GOGOVAN is very client and driver-centric. Consequently, they always try to analyze a problem from their perspectives in order to understand how the solution could impact and benefit both. After a lot of brainstorming, these are the goals they came up with:
- All orders need to be delivered on time.
- Ensure drivers are not rushed to make it on time by using buffer times and real-time distance.
- Save fuel by reducing the distance driven.
- Minimize idle time for drivers — no one likes waiting with a trunk full of packages.
- Improve vehicle utilization.
- Fully automate the process.
- The algorithm needs to be growing with the problem.
They realized that the problem they are facing is widely known as Vehicle Routing Problem (VRP):
VRP can be described as the problem of creating a set of optimal routes from one, or many, depots to multiple customers, subject to a set of constraints. The objective is to deliver goods to all customers, at the same time minimizing the cost of the routes and the number of vehicles.
The Solution
With VRP being a widely recognized problem, there are indeed a lot of companies out there who seem to be tackling the problem. However, GOGOVAN somehow did not feel satisfied with previous solutions… They created their own with the help of the folks at Google who spent months coding all the different algorithms they wanted to test. They built their tool of Route Optimization and it looks like this:
The volume of orders submitted to Route Optimizer quickly increased from 500 items per warehouse to more than 1000. The algorithm’s runtime and memory usage jumped incredibly quickly — from 1 minute and 500 MB to 10 minutes and 5 GB. As they tested it for higher and higher volumes, they finally reached the maximum — for 2000 waypoints the module used up 25GB of RAM. They used a renowned clustering algorithm — DBSCAN. What they have is a state-of-the-art method that groups together geographical points. However, it has its downside: each cluster has to have the same radius. With the combination of the operations know-how, data science and research expertise, large volumes of data, and open-source state-of-the-art contributions, they arrived at a robust in-house solution that:
- Is more up-to-date, performant, and has customizable algorithms and iteration logic.
- Is cheaper, more efficient, and more scalable.

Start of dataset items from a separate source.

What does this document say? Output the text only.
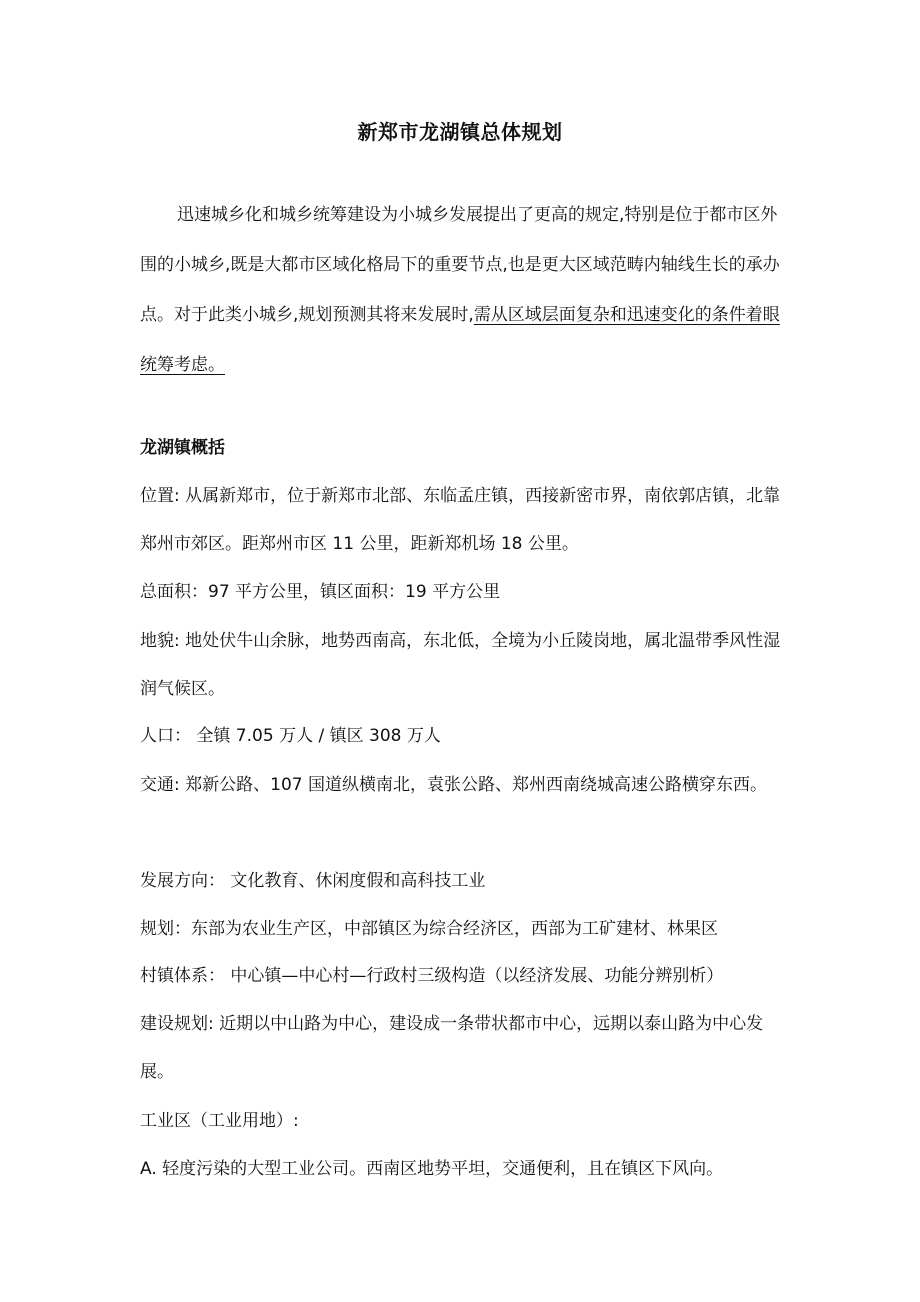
新郑市龙湖镇总体规划

迅速城乡化和城乡统筹建设为小城乡发展提出了更高的规定,特别是位于都市区外围的小城乡,既是大都市区域化格局下的重要节点,也是更大区域范畴内轴线生长的承办点。对于此类小城乡,规划预测其将来发展时,需从区域层面复杂和迅速变化的条件着眼统筹考虑。

龙湖镇概括

位置: 从属新郑市，位于新郑市北部、东临孟庄镇，西接新密市界，南依郭店镇，北靠郑州市郊区。距郑州市区 11 公里，距新郑机场 18 公里。

总面积：97 平方公里，镇区面积：19 平方公里

地貌: 地处伏牛山余脉，地势西南高，东北低，全境为小丘陵岗地，属北温带季风性湿润气候区。

人口： 全镇 7.05 万人 / 镇区 308 万人

交通: 郑新公路、107 国道纵横南北，袁张公路、郑州西南绕城高速公路横穿东西。

发展方向： 文化教育、休闲度假和高科技工业

规划：东部为农业生产区，中部镇区为综合经济区，西部为工矿建材、林果区

村镇体系： 中心镇—中心村—行政村三级构造（以经济发展、功能分辨别析）

建设规划: 近期以中山路为中心，建设成一条带状都市中心，远期以泰山路为中心发展。

工业区（工业用地）:

A. 轻度污染的大型工业公司。西南区地势平坦，交通便利，且在镇区下风向。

- Allows developing tangible intellectual property assets and building a competitive advantage around it.
Conclusion
In this article, we presented an approach to the Capacitated Vehicle Routing Problem with Time Windows for a large number of waypoints (up to 5000). By using a recursive-DBSCAN method GOGOVAN was able to significantly reduce runtimes and memory usage while maintaining a similar quality of results as in the baseline Google Optimization Tools method. The algorithm was of great help to the Operations team reducing hours of mundane manual work to a few minutes of CPU time. GOGOVAN decided to be a leader in the field by not using a BlackBox solution but developing its own.